Last month the EPA announced that despite urging from the scientific community, it will not ban the dangerous pesticide chlorpyrifos. Now six states are fighting back against the decision.
California, New York, Massachusetts, Washington, Maryland and Vermont have filed a lawsuit against the EPA arguing the chloypyrifos poses a significant danger to human health and should be banned.
A similar lawsuit has been filed by Earthjustice on behalf of the environmental and health groups that advocate for environmentalists, farmworkers, and people with learning disabilities.
The EPA argues that environmental groups do not have enough data to determine that chlorpyrifos isn’t safe.
“Registration review is a comprehensive, scientific and transparent process that will further evaluate the potential effects of chlorpyrifos.
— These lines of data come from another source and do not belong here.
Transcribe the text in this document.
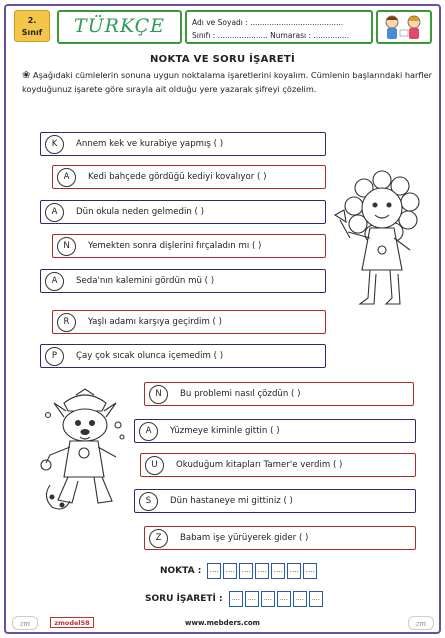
2.
Sınıf	TÜRKÇE	Adı ve Soyadı : .......................................
Sınıfı : ..................... Numarası : ...............
NOKTA VE SORU İŞARETİ
❀ Aşağıdaki cümlelerin sonuna uygun noktalama işaretlerini koyalım. Cümlenin başlarındaki harfler koyduğunuz işarete göre sırayla ait olduğu yere yazarak şifreyi çözelim.
K	Annem kek ve kurabiye yapmış ( )
A	Kedi bahçede gördüğü kediyi kovalıyor ( )
A	Dün okula neden gelmedin ( )
N	Yemekten sonra dişlerini fırçaladın mı ( )
A	Seda'nın kalemini gördün mü ( )
R	Yaşlı adamı karşıya geçirdim ( )
P	Çay çok sıcak olunca içemedim ( )
N	Bu problemi nasıl çözdün ( )
A	Yüzmeye kiminle gittin ( )
U	Okuduğum kitapları Tamer'e verdim ( )
S	Dün hastaneye mi gittiniz ( )
Z	Babam işe yürüyerek gider ( )
NOKTA :	....	....	....	....	....	....	....
SORU İŞARETİ :	....	....	....	....	....	....
zm	zmodel58	www.mebders.com	zm
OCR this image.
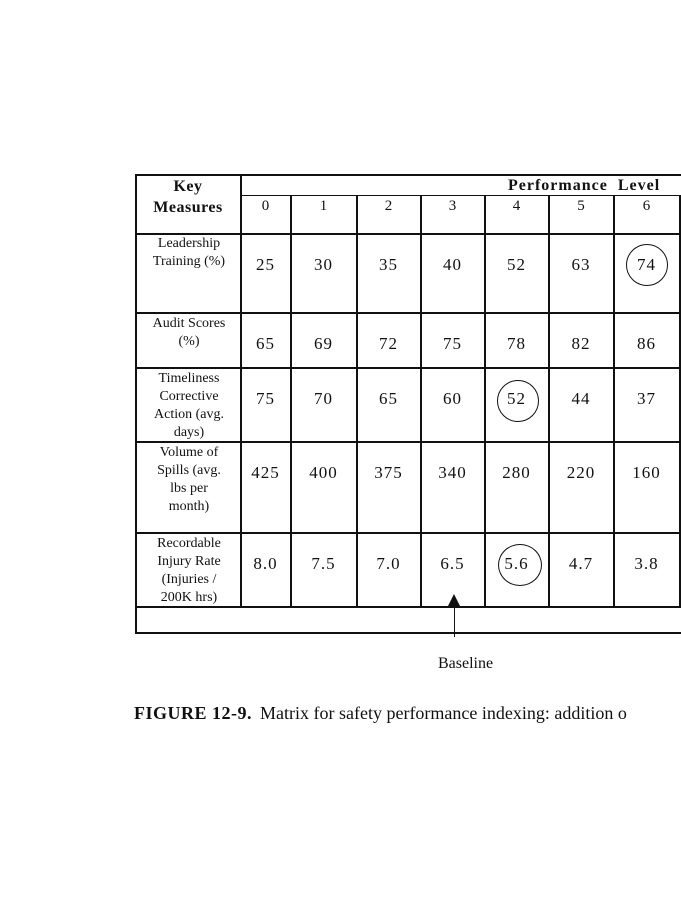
Key
Measures
Performance  Level
0	1	2	3	4	5	6
Leadership
Training (%)	25	30	35	40	52	63	74
Audit Scores
(%)	65	69	72	75	78	82	86
Timeliness
Corrective
Action (avg.
days)
75	70	65	60	52	44	37
Volume of
Spills (avg.
lbs per
month)
425	400	375	340	280	220	160
Recordable
Injury Rate
(Injuries /
200K hrs)
8.0	7.5	7.0	6.5	5.6	4.7	3.8
Baseline
FIGURE 12-9. Matrix for safety performance indexing: addition o
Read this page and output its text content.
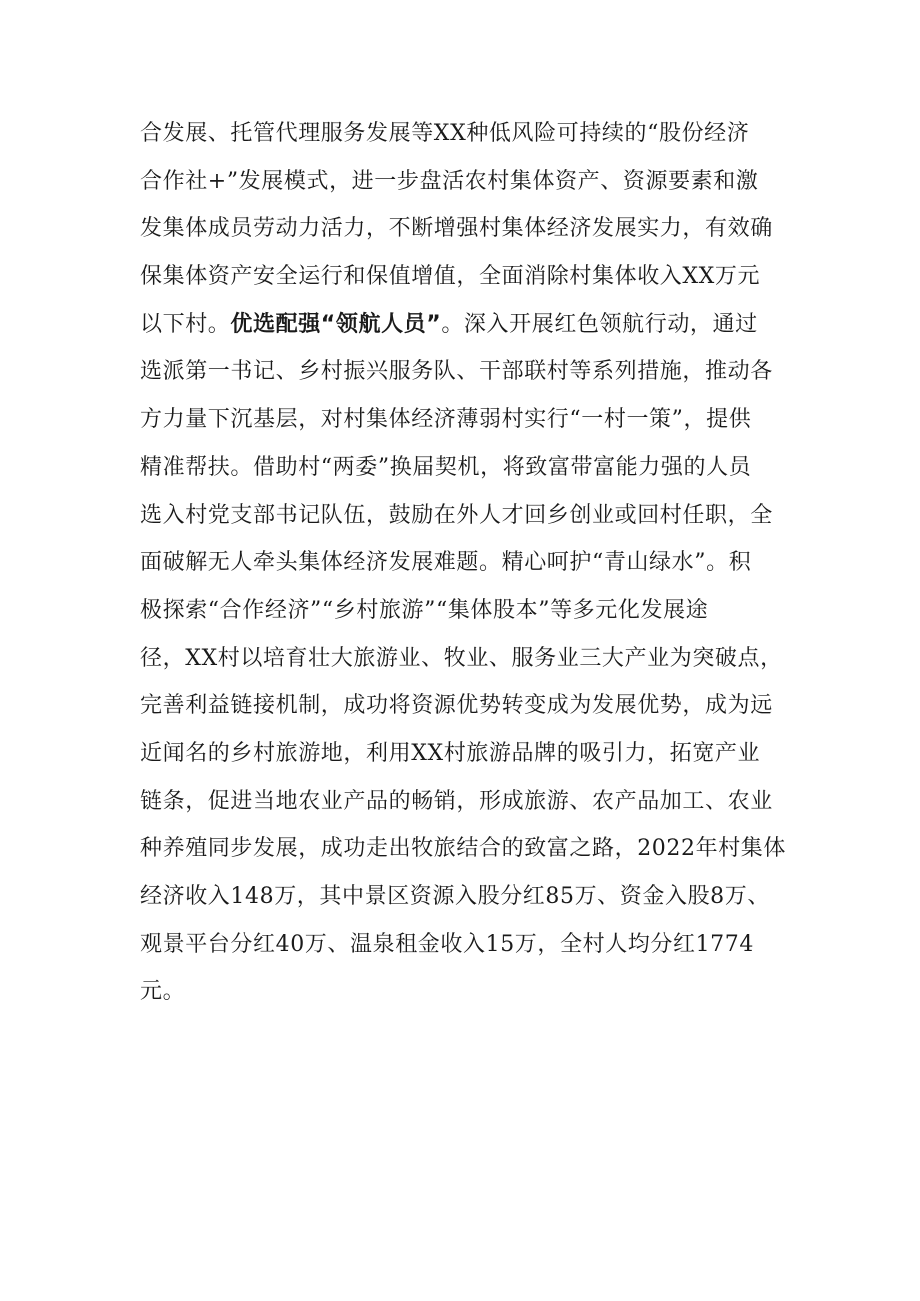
合发展、托管代理服务发展等XX种低风险可持续的“股份经济
合作社+”发展模式，进一步盘活农村集体资产、资源要素和激
发集体成员劳动力活力，不断增强村集体经济发展实力，有效确
保集体资产安全运行和保值增值，全面消除村集体收入XX万元
以下村。优选配强“领航人员”。深入开展红色领航行动，通过
选派第一书记、乡村振兴服务队、干部联村等系列措施，推动各
方力量下沉基层，对村集体经济薄弱村实行“一村一策”，提供
精准帮扶。借助村“两委”换届契机，将致富带富能力强的人员
选入村党支部书记队伍，鼓励在外人才回乡创业或回村任职，全
面破解无人牵头集体经济发展难题。精心呵护“青山绿水”。积
极探索“合作经济”“乡村旅游”“集体股本”等多元化发展途
径，XX村以培育壮大旅游业、牧业、服务业三大产业为突破点，
完善利益链接机制，成功将资源优势转变成为发展优势，成为远
近闻名的乡村旅游地，利用XX村旅游品牌的吸引力，拓宽产业
链条，促进当地农业产品的畅销，形成旅游、农产品加工、农业
种养殖同步发展，成功走出牧旅结合的致富之路，2022年村集体
经济收入148万，其中景区资源入股分红85万、资金入股8万、
观景平台分红40万、温泉租金收入15万，全村人均分红1774
元。
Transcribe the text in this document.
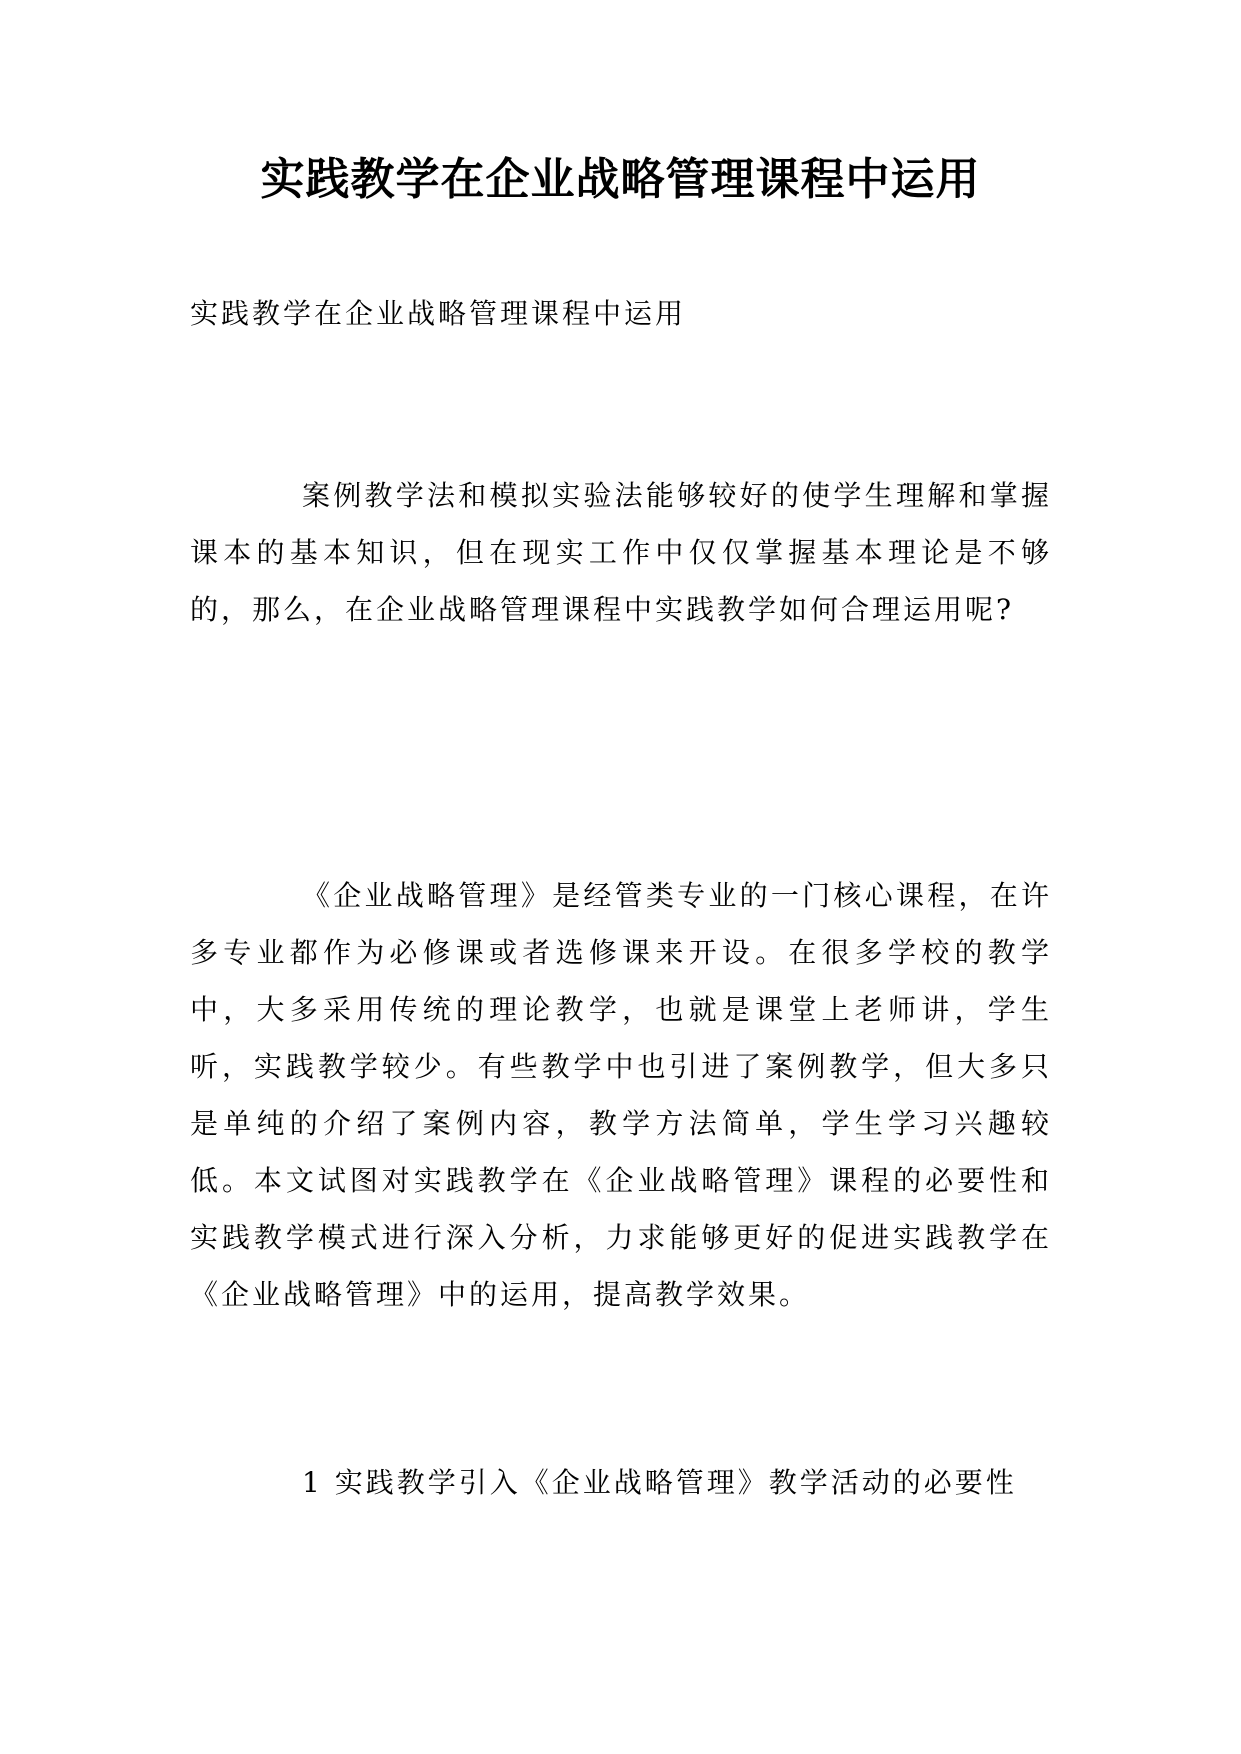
实践教学在企业战略管理课程中运用

实践教学在企业战略管理课程中运用

案例教学法和模拟实验法能够较好的使学生理解和掌握课本的基本知识，但在现实工作中仅仅掌握基本理论是不够的，那么，在企业战略管理课程中实践教学如何合理运用呢?

《企业战略管理》是经管类专业的一门核心课程，在许多专业都作为必修课或者选修课来开设。在很多学校的教学中，大多采用传统的理论教学，也就是课堂上老师讲，学生听，实践教学较少。有些教学中也引进了案例教学，但大多只是单纯的介绍了案例内容，教学方法简单，学生学习兴趣较低。本文试图对实践教学在《企业战略管理》课程的必要性和实践教学模式进行深入分析，力求能够更好的促进实践教学在《企业战略管理》中的运用，提高教学效果。

1 实践教学引入《企业战略管理》教学活动的必要性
EPA has also been engaged in discussions with the chlorpyrifos registrants that could result in further use limitations,” the EPA told The Hill.
The state of California, which is also fighting the EPA over their decision to block the state’s ability to put warning labels on products containing glyphosate, is furious. “California is doing its part to address the harms of this pesticide and it’s time for D.C. to do theirs,” said California Governor Gavin Newsom.“Chlorpyrifos causes significant harm to our children, farmworkers, and vulnerable communities.”
“Parents shouldn’t have to question whether everyday fruits and vegetables will poison their children,” California Attorney General Becerra said. “The EPA is egregiously sacrificing our children’s health by refusing to make a determination on this dangerous pesticide.”
The states argue that the EPA failed to comply with the language in the Federal Food, Drug, and Cosmetic Act that requires the agency to “ensure that there’s reasonable certainty that no harm will result to infants and children from exposure over time to the pesticide’s chemical residue.”
“Rather than carrying the burden of finding that the tolerances of Chlorpyrifos are safe, the EPA wrongly placed the burden on the petitioners to furnish “valid, complete, and reliable data that set forth why tolerances are unsafe,” stated the lawsuit.
Chlorpyrifos is a pesticide used in a variety of crops. It has been linked to developmental disabilities, learning and memory issues, prolonged nerve and muscle stimulation, and other serious health problems in children. It was banned by the EPA in 2001 for household use.